Mr. Cheater Pants and I both attended church three times a week [for decades] before all of this happened. But like they say … ‘Going to church doesn’t make you a Christian any more than going to McDonald makes you a hamburger.’ Please know that I’m not throwing stones. I’m just sayin’. Cause this applies to me, as well.
Too Many Hits From The Hopium Tank
I literally hyperventilated every time I got even close to looking at the reality that was staring me in the face. And the more I hyperventilated, the more snugly I tightened the mask over my nose and mouth and inhaled deeper and deeper from the Hopium tank that I kept beside my bed and guarded with my life. I refused to let anyone rain on my parade.
I now know that faith and hope are two very different things. Thinking I had faith, I stubbornly hoped, against hope, that the love of my life had simply experienced a huge lapse of judgment. Hey, I said stop laughing y’all!
And because I wanted it so very badly, I deluded myself into thinking that what we were going through was nothing more than a trial predestinated before the foundation of the world, sent to test our faith, and meant to build character in both of us. I know, right? … pitifully grasping at straws.
Not A Laughing Matter
When I expressed this to Mr. Cheater Pants The Runaway, his response was to laugh right in my face and say:
“Yeah, and you’re stupid! I am NOT a good person! Someday you’re going to find this out, and when you do—you’ll end up hating me. You’re going to wake up one day. You’re going to find out that I am NOT that good person that you want so desperately me to be.”
Adding A Little Emphasis
To underscore the intensity of what he’d just told me—and to dramatically drive the point home—he then picked up The Bible and a transcribed sermon book. He furrowed his brow—and with a half-way-sad and half-way-angry countenance—slammed them down on the floor. That was the last time I saw him.
Right On The Money
Well, he was right … I did wake up … I did figure it out. When you find you’re always dancing backwards, and the tune never changes, you might want to take a second look at who you’ve been dancing with.
Take heart though.
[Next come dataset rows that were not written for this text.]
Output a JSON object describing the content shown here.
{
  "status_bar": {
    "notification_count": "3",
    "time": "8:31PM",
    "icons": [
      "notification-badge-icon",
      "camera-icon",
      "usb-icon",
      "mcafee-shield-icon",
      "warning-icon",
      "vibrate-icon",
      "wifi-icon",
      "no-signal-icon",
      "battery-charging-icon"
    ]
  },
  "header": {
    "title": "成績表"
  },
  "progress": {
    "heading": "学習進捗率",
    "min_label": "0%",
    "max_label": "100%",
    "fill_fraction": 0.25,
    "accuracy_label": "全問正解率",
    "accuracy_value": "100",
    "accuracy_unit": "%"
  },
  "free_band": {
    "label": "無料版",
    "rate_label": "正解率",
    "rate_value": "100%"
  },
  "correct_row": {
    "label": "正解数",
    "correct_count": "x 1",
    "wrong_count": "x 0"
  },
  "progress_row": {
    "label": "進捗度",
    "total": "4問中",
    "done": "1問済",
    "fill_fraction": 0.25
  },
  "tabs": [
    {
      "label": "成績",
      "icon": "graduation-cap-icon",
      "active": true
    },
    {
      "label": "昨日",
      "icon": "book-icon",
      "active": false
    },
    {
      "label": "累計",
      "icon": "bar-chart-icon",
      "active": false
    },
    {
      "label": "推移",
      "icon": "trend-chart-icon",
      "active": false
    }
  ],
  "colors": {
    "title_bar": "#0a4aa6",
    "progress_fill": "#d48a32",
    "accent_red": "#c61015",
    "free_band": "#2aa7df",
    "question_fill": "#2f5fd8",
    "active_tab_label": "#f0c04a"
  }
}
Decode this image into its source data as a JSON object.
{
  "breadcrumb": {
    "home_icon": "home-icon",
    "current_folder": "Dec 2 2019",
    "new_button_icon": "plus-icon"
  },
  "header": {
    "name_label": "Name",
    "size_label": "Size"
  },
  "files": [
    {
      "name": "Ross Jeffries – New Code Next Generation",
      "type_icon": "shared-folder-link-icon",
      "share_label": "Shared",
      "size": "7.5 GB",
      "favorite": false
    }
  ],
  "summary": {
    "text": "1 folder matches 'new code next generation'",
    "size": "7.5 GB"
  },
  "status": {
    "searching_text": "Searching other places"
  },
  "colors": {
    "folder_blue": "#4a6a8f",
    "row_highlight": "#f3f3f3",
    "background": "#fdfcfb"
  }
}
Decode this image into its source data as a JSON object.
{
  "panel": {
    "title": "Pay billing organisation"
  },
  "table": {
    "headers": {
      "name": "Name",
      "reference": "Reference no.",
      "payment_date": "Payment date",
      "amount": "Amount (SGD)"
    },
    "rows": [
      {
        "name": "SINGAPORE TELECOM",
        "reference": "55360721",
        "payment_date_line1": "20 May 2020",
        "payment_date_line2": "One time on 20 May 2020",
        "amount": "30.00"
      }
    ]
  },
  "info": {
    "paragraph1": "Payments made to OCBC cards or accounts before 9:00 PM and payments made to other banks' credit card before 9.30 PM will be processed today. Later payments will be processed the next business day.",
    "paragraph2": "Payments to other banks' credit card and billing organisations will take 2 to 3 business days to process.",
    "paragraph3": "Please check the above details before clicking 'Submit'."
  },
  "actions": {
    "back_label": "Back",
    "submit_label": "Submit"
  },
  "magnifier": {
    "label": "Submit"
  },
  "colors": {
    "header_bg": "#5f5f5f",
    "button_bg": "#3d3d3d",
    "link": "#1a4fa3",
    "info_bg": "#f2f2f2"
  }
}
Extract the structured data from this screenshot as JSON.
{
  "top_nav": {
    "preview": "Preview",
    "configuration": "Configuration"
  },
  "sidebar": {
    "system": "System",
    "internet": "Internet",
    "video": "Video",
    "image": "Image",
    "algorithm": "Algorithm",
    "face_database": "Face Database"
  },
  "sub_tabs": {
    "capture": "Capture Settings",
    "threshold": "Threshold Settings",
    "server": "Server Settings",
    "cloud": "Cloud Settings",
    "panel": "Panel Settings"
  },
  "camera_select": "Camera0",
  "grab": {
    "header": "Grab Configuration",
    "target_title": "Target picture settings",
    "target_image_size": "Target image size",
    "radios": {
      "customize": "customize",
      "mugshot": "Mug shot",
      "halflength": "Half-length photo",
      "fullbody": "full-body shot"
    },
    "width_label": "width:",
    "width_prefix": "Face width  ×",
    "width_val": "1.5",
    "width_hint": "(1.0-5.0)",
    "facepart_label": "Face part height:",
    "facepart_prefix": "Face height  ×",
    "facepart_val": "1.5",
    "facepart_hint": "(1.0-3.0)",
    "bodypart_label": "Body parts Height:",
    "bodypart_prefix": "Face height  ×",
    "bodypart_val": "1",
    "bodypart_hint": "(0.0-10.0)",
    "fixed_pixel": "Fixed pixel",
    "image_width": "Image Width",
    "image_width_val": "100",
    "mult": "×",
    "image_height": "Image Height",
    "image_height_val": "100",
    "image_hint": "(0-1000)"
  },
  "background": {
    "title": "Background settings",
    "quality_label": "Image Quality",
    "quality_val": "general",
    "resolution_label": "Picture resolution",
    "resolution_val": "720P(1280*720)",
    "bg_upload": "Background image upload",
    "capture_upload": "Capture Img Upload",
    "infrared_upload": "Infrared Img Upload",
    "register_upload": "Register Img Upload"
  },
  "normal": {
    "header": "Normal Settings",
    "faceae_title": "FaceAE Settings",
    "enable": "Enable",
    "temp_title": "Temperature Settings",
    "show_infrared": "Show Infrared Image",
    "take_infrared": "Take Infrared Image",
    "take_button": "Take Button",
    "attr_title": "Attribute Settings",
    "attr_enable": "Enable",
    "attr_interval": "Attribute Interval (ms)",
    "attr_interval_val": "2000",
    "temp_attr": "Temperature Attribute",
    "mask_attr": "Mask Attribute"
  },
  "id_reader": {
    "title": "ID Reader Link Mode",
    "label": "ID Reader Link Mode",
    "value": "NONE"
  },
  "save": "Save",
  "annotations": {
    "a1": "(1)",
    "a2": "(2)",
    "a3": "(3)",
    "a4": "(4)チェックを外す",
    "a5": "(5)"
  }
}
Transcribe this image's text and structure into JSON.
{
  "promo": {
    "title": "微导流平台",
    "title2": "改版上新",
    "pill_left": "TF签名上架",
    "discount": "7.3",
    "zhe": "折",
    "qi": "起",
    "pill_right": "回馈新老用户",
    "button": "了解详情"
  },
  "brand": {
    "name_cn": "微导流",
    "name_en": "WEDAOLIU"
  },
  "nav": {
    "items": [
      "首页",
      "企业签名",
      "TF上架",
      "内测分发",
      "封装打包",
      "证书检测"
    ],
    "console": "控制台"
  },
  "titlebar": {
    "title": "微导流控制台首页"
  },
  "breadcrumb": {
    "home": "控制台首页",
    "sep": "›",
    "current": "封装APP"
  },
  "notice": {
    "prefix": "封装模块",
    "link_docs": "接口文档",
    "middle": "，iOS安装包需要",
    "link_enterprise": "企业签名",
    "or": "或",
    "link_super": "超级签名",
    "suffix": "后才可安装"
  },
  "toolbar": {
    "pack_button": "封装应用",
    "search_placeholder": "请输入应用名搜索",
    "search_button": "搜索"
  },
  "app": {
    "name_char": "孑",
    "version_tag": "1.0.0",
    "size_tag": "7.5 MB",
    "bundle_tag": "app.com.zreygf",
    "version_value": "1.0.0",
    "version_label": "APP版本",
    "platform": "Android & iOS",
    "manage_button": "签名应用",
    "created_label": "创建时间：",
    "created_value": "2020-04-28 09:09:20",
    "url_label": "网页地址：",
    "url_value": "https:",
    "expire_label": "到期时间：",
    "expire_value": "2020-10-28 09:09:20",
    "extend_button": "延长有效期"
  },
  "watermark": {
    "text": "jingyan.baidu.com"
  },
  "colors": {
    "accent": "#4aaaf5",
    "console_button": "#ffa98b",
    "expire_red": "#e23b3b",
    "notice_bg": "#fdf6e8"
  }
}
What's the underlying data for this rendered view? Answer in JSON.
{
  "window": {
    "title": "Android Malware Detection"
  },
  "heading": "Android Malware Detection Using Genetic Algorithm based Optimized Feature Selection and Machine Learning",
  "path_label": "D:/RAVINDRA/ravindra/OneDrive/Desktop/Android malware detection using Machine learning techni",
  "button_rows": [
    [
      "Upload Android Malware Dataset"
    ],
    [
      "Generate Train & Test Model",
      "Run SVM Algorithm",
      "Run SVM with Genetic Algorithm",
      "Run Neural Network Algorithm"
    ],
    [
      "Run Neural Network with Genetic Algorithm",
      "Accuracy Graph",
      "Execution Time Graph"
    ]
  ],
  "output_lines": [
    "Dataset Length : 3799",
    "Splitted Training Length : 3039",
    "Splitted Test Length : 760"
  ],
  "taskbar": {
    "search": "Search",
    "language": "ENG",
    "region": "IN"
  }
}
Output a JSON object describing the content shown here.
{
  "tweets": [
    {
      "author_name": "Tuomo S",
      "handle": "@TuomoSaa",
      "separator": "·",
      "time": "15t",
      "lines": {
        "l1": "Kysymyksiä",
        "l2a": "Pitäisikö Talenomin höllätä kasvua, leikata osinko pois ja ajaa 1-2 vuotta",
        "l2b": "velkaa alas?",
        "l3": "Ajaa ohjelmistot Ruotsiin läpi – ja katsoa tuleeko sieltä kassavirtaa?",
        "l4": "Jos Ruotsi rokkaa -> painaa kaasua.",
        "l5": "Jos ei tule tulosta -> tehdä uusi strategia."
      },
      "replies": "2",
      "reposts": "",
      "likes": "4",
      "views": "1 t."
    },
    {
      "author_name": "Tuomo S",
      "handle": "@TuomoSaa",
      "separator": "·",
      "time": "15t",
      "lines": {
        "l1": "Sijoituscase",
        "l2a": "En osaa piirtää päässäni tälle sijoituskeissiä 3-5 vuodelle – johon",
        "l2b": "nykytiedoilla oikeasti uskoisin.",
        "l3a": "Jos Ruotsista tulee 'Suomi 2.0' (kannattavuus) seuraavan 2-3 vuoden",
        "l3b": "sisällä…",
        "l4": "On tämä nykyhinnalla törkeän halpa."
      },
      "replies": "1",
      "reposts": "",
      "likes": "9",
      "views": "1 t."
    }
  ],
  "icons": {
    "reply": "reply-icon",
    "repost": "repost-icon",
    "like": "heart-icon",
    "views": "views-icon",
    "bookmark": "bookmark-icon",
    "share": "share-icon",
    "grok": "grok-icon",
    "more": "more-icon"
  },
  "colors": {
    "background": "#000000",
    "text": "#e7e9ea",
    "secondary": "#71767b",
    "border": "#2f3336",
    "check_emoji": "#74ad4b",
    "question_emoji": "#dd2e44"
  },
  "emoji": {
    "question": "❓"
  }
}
Sometimes—when you’re stupid like I was—it takes dancing with the Devil for a while to finally wise up.
The bottom line here is that no how many times your misguided emotions try to influence you into doing the ‘pick me’ dance, don’t. You don’t want to keep someone whose already made the decision to betray you and walk away. Take it from me, nothing good can come of sacrificing your dignity.
Nah … I say let the one(s) doing the departing be the one to go to the dance. Nope. You should simply step out of the way. Don’t impede the process of them changing partners. Recognize that it is what is is. And it was what is was. No more. No less. Shrug.
Besides, it’s a statistical fact that—more often than not—someone who callously abandons a spouse has a high probability of changing partners again in the future.
Hide and watch. This might get interesting.